Intelligent audit code generation from free text in the context of neurosurgery
thesisposted on 03.03.2017, 01:20 by Khademi Habibabadi, Sedigheh
Clinical auditing requires structured data for aggregation and analysis of patterns. Clinicians however, need to record clinical encounters in written or spoken language, not only for its work-flow naturalness but also for its expressivity, precision, and capacity to convey all required information, which codified structured data is incapable of. Therefore, structured data must be obtained from clinical text as a later step, a task known as information extraction. Specialised areas of medicine use their own clinical language and clinical coding systems, resulting in unique challenges for the extraction process. This research is devoted to creating a novel semi-automated method for generating codified auditing data from clinical notes recorded in a neurosurgical department in an Australian teaching hospital. The department has its own audit coding system, and language used in its clinical notes is highly specific to the neurological and neurosurgical domains, which necessitated a customised approach. The principles of Design Science Research were followed to design a method that combines Natural Language Information Extraction and Machine Learning techniques.
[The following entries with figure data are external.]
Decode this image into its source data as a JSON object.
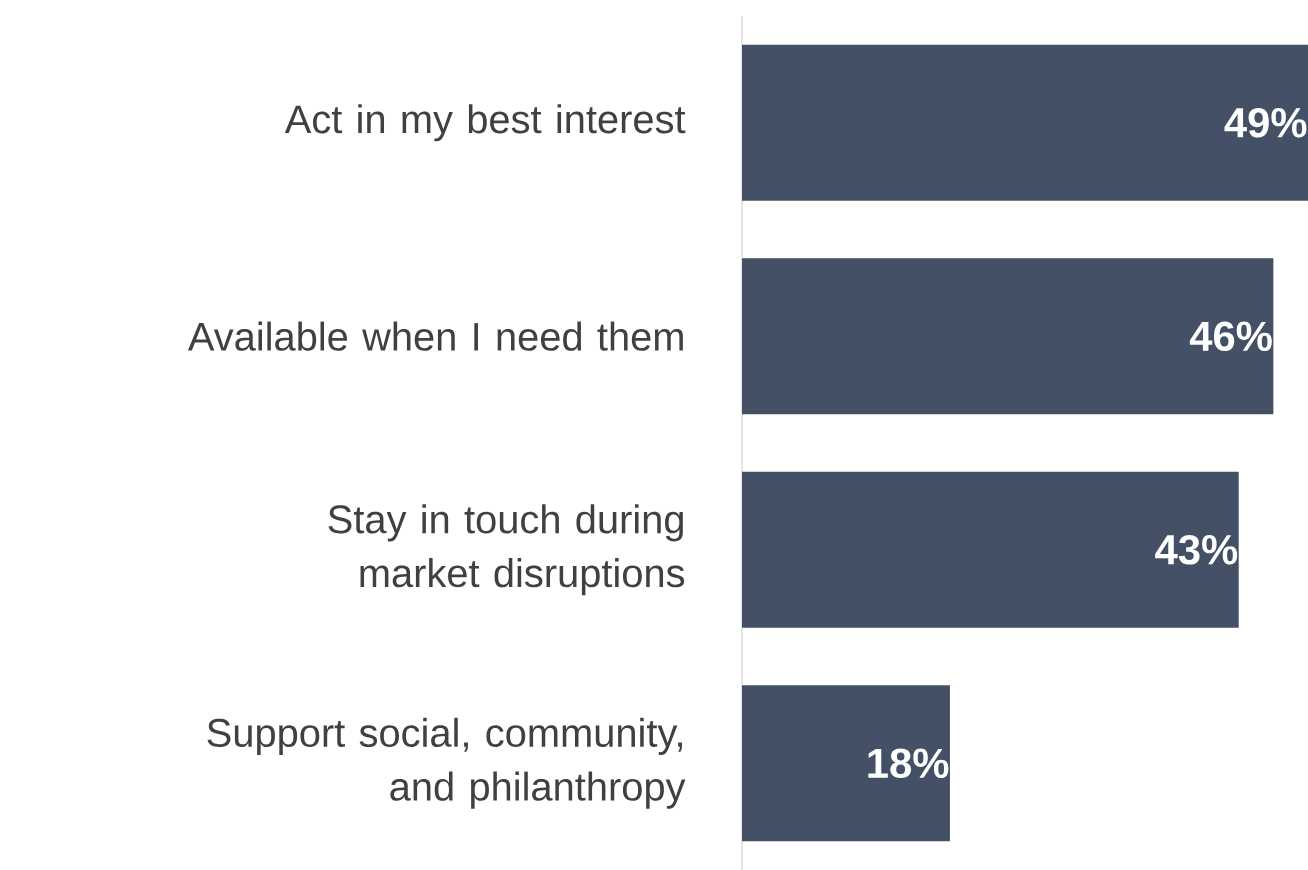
{
  "chart_data": {
    "type": "bar",
    "orientation": "horizontal",
    "categories": [
      "Act in my best interest",
      "Available when I need them",
      "Stay in touch during market disruptions",
      "Support social, community, and philanthropy"
    ],
    "values": [
      49,
      46,
      43,
      18
    ],
    "value_labels": [
      "49%",
      "46%",
      "43%",
      "18%"
    ],
    "color": "#435066"
  }
}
The method was tested by developing a computer programme that incorporates text extraction algorithms trained and tested on data supplied by the neurosurgical department. The software implements rules initially provided by a domain expert and extended during the development of the software; combined with a custom built machine learning-based prediction system. The software architecture was informed by the requirement for it to be an instantiation of the method, therefore that it should be capable of evaluation within the department’s computer systems. To the author’s knowledge there has been no previous published research addressing the challenges of codifying neurosurgical-specific audit categories from free text. By combining highly specific rules-based information extraction with the weighted word counts of a machine learning component in a unique way, the method demonstrates a unique approach to creating applications that solve this codification problem.